国の北部へと跨る広大なレーン山脈には、大小様々の湖があり、豊富な雪解け水と湧き水が、多くの河川を形成している。
山麓に位置するトスカ地方にも、豊富な水の恵みをもたらしている。
また、その内の大きな1本はレーヴァン川と合流し、王都を抜けて、直ぐ南の港湾都市の河口から海へと流れていく。王国を支える大事な水源である。
「今日はこの周辺の素材と、鉱石を拾います。あと時間が余れば、近くに魔物がいないかの確認」
「はい、リーダー!」
レグルスが元気に返事をした。昨日は余程ぐっすり寝たのか、今日は元気が有り余っているようだ。
昨夜ぐにゃぐにゃしたデカい図体を、ベッドに上げるのにヒィヒィ言わされたアルカは釈然としなかったが、気を取り直してシャツを脱いだ。
「きゃー!」
「ハァ?」
乙女のような悲鳴が、目の前の大の男から飛び出て、アルカは条件反射で眉を吊り上げた。
アルカには1度垣根を取り払われると、割と遠慮が無くなるところがある。
顔を両手で覆った癖に、ちらちらと視線が煩い。構わずにパンツも膝まで捲り上げた。
「何で今更、恥ずかしがってんですか」
「えっ、だって、こんな外で、明るいとこで……!」
乙女かよ。本当に見た目と言動が伴わない人だな。
じとっと睨んでから、アルカは川へ入っていった。岸の傍は膝くらいの水位のため危険はない。
中ほどに深みや急流もあるため、そこは注意が必要だ。
レグルスは、うろうろとしている。まだ恥ずかしがっているのだろうか。
「素材回収の方に、行ってきますか?」
「う、うん、ちょっと、そっちを先に対処してくる」
レグルスは顔を赤くしたまま、川原から林へ入って行った。
あんなにたくさんの人を袖にしているような人が、こんなに純情だとは知らなかった。
過去の恋人とか、どうしてたんだろう。少し胸がもやついて、アルカは鉱石探しに集中した。

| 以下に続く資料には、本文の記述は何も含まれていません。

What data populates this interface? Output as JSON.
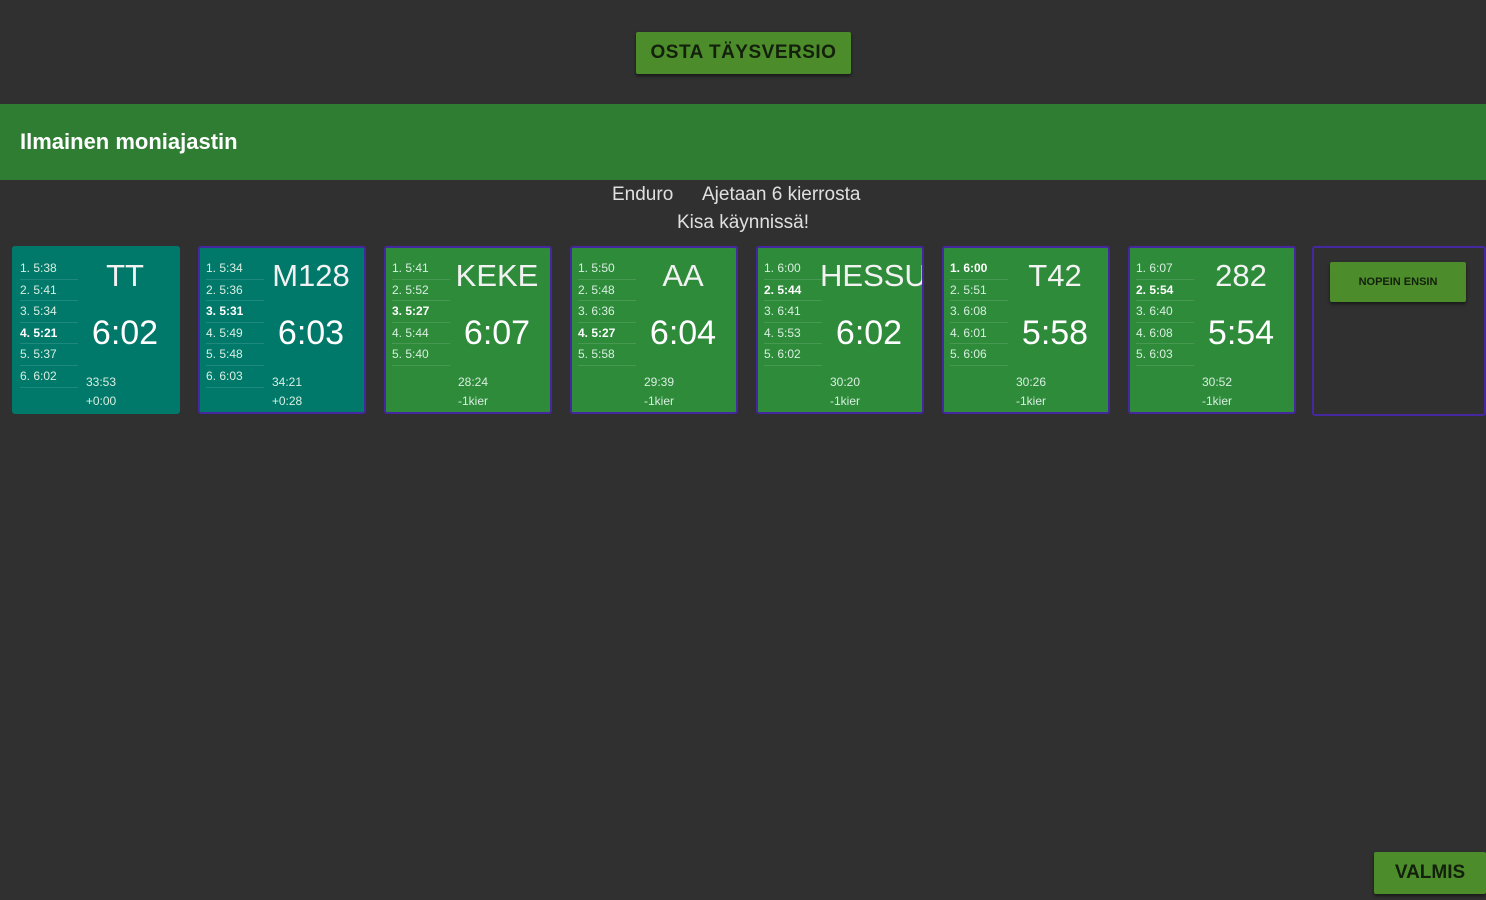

この川はすぐ近くにある山の湖が水源となっていて、そこから流れて来た鉄鉱石、銀や金鉱石、運が良ければアダマンタイト片、水魔石が見つかる。
どの鉱石も農機具や武器に使用できる上に、ギルドや商会に売れば金となる。
夏の搔き入れで消耗した農機具も、これで修繕が楽になる。
あと爺様たちの間では、アダマンタイト片を使って杖を作るのが流行っていて、有事の際にはそれを振り回して戦う。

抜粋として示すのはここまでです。